This manual is for the code implementation of paper "Persistent path spectral (PPs) based machine learning for protein-ligand binding affinity prediction"
Platform: Python>=3.6
Packages needed: math, numpy>=1.18.1, scipy>=1.4.1, scikit-learn>=0.22.1
Protein-ligand complex --> PPS based representation --> Feature generation --> Machine learning
We take the PDBbind-v2007 and our PPS-ML(Dist) model as an example to show how to reproduce our results.
Before the representatoin, we need to get the protein-ligand complex data, which can be downloaded from the PDBbind website www.pdbbind.org.cn. Then the following function can be used to extract the 3D-coordinates of the protein-ligand complex.
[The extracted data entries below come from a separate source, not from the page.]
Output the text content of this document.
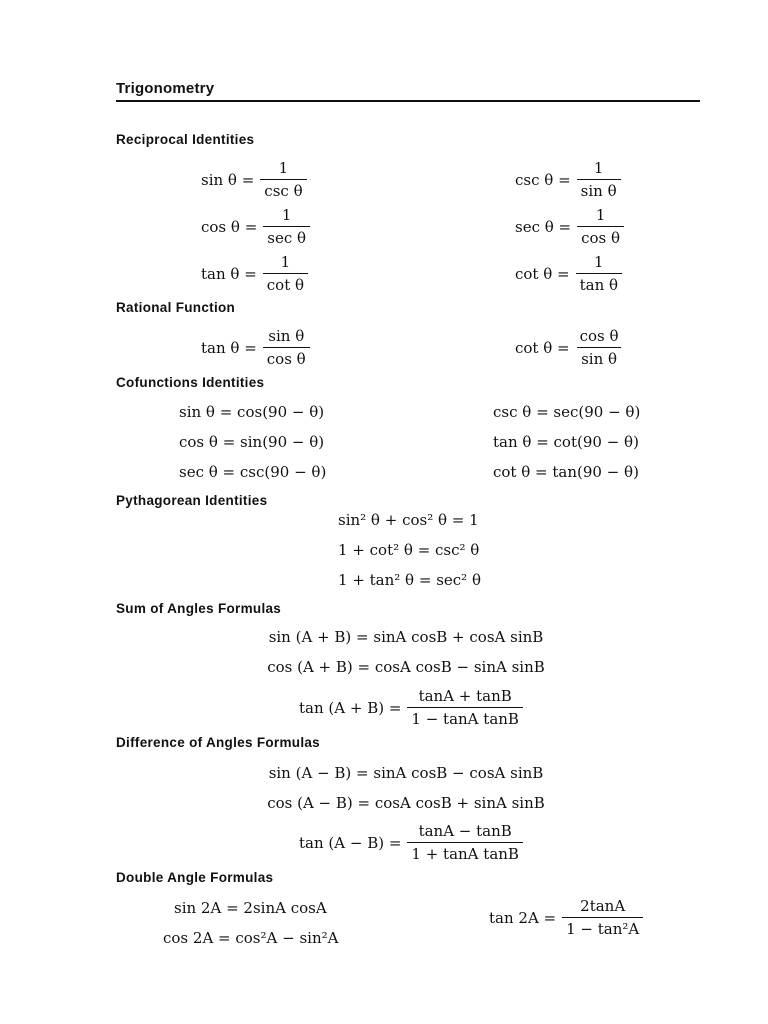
Trigonometry
Reciprocal Identities
$\sin \theta = \frac{1}{\text{csc θ}}$
$\cos \theta = \frac{1}{\text{sec θ}}$
$\tan \theta = \frac{1}{\text{cot θ}}$
$\csc \theta = \frac{1}{\text{sin θ}}$
$\sec \theta = \frac{1}{\text{cos θ}}$
$\cot \theta = \frac{1}{\text{tan θ}}$
Rational Function
$\tan \theta = \frac{\text{sin θ}}{\text{cos θ}}$	$\cot \theta = \frac{\text{cos θ}}{\text{sin θ}}$
Cofunctions Identities
sin θ = cos(90 − θ)
cos θ = sin(90 − θ)
sec θ = csc(90 − θ)
csc θ = sec(90 − θ)
tan θ = cot(90 − θ)
cot θ = tan(90 − θ)
Pythagorean Identities
sin² θ + cos² θ = 1
1 + cot² θ = csc² θ
1 + tan² θ = sec² θ
Sum of Angles Formulas
sin (A + B) = sinA cosB + cosA sinB
cos (A + B) = cosA cosB − sinA sinB
$\tan (A + B) = \frac{\tan A + \tan B}{\text{1 − tanA tanB}}$
Difference of Angles Formulas
sin (A − B) = sinA cosB − cosA sinB
cos (A − B) = cosA cosB + sinA sinB
$\tan (A - B) = \frac{\tan A - \tan B}{\text{1 + tanA tanB}}$
Double Angle Formulas
sin 2A = 2sinA cosA
cos 2A = cos²A − sin²A
$\tan 2A = \frac{2\tan A}{\text{1 − tan²A}}$
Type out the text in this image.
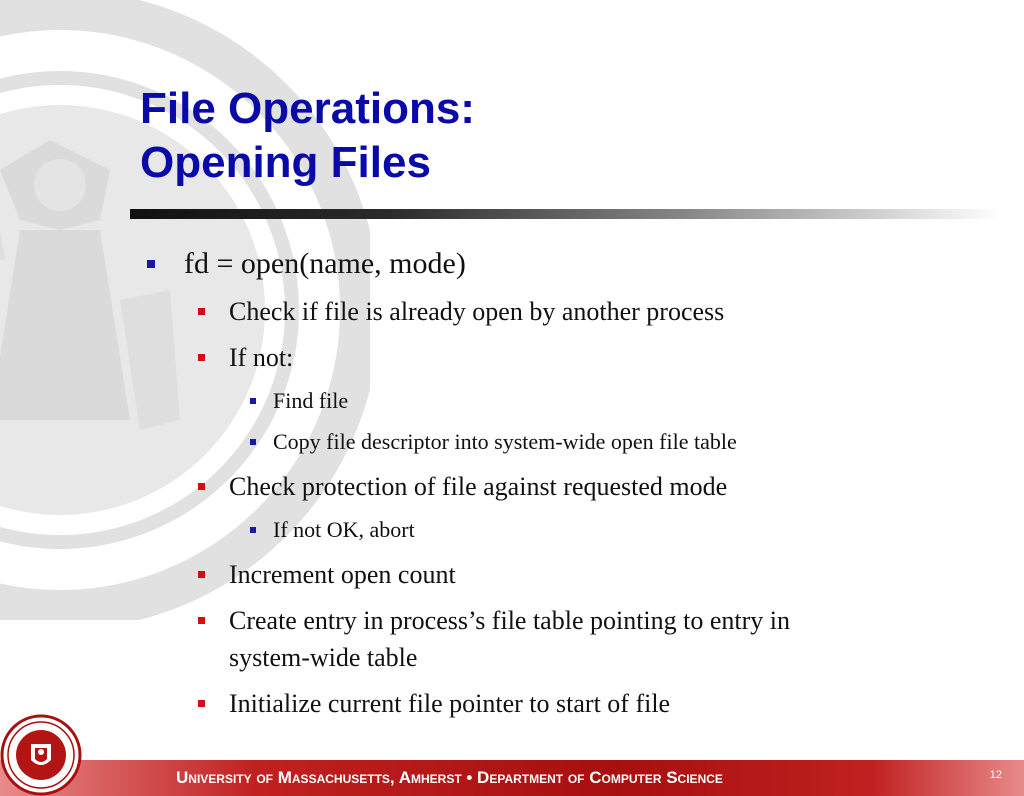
File Operations:
Opening Files
fd = open(name, mode)
Check if file is already open by another process
If not:
Find file
Copy file descriptor into system-wide open file table
Check protection of file against requested mode
If not OK, abort
Increment open count
Create entry in process’s file table pointing to entry in
system-wide table
Initialize current file pointer to start of file
University of Massachusetts, Amherst • Department of Computer Science	12
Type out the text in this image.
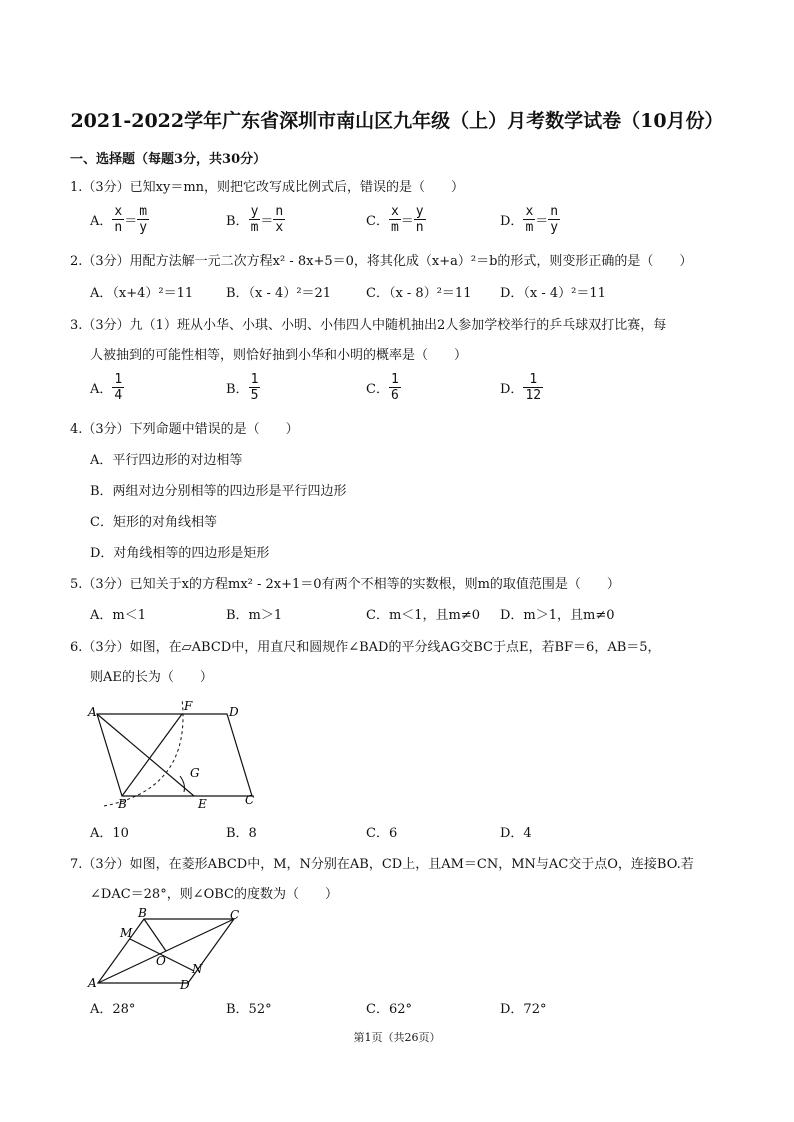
2021-2022学年广东省深圳市南山区九年级（上）月考数学试卷（10月份）
一、选择题（每题3分，共30分）
1.（3分）已知xy＝mn，则把它改写成比例式后，错误的是（　　）
A． $\frac{x}{n} = \frac{m}{y}$	B． $\frac{y}{m} = \frac{n}{x}$	C． $\frac{x}{m} = \frac{y}{n}$	D． $\frac{x}{m} = \frac{n}{y}$
2.（3分）用配方法解一元二次方程x² - 8x+5＝0，将其化成（x+a）²＝b的形式，则变形正确的是（　　）
A．（x+4）²＝11	B．（x - 4）²＝21	C．（x - 8）²＝11 D．（x - 4）²＝11
3.（3分）九（1）班从小华、小琪、小明、小伟四人中随机抽出2人参加学校举行的乒乓球双打比赛，每
人被抽到的可能性相等，则恰好抽到小华和小明的概率是（　　）
A． $\frac{1}{4}$	B． $\frac{1}{5}$	C． $\frac{1}{6}$	D． $\frac{1}{12}$
4.（3分）下列命题中错误的是（　　）
A．平行四边形的对边相等
B．两组对边分别相等的四边形是平行四边形
C．矩形的对角线相等
D．对角线相等的四边形是矩形
5.（3分）已知关于x的方程mx² - 2x+1＝0有两个不相等的实数根，则m的取值范围是（　　）
A．m＜1	B．m＞1	C．m＜1，且m≠0 D．m＞1，且m≠0
6.（3分）如图，在▱ABCD中，用直尺和圆规作∠BAD的平分线AG交BC于点E，若BF＝6，AB＝5，
则AE的长为（　　）
A	F	D
G
B	E	C
A．10	B．8	C．6	D．4
7.（3分）如图，在菱形ABCD中，M，N分别在AB，CD上，且AM＝CN，MN与AC交于点O，连接BO.若
∠DAC＝28°，则∠OBC的度数为（　　）
B	C
M
O
N
A	D
A．28°	B．52°	C．62°	D．72°
第1页（共26页）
def write_pocket_coordinate_to_file(start,end,cutoff)
# start and end are set to be 0,1300; 0,2959; 0,4057 for PDBbind-v2007, PDBbind-v2013 and PDBbind-v2016 respectively
# cutoff is set to be 10, which is used to extract the binding core region
The above function can be found in "code/euclid2007.py"
For each protein-ligand complex, 36 element-specific atom-combinations are generated as in the paper. For each atom combination, a filtered bipartite graph is generated. Then, persistent path-spectral in dimension 0 with hopping 1, 2 and 3 are calculated. The following function can be used to do this
def eigenvalue_to_file(start,end,max_filtration,step,k)
# start, end are the starting and ending index of the data, default are 0,1300; 0,2959; 0,4057 for PDBbind-v2007, PDBbind-v2013 and PDBbind-v2016 respectively.
# max_filtration is set to be 10, which is the filtratoin value
# step is set to be 0.1
# k is set to be 3, which means we calculeta 1-hopping, 2-hopping and 3-hopping
The above function can be found in "code/euclid2007.py"
Persistent mean value and persistent median value are used as features in our model. The following function can be used to generate the features
def attribute_to_file(start,end)
# start, end are the starting and ending index of the data, default are 0,1300; 0,2959; 0,4057 for PDBbind-v2007, PDBbind-v2013 and PDBbind-v2016 respectively.
The above function can be found in "code/euclid2007.py"
GradientBoostingRegressor is used to do the regression. The following function can be used to make the regression
def gradient_boosting(X_train,Y_train,X_test,Y_test)
# X_train is the feature of training set
# Y_train is the label of training set
# X_test is the feature of test set
# Y_test is the label of test set
The above function can be found in "code/euclid2007.py"
We have provided the first five entries of PDBbind-v2007. You can firstly download the data from PDBbind website and put all 1300 entries in the directory "data/2007/refined-set/", then you can directly run the script "code/euclid2007.py" to get our results for PDBbind-v2007.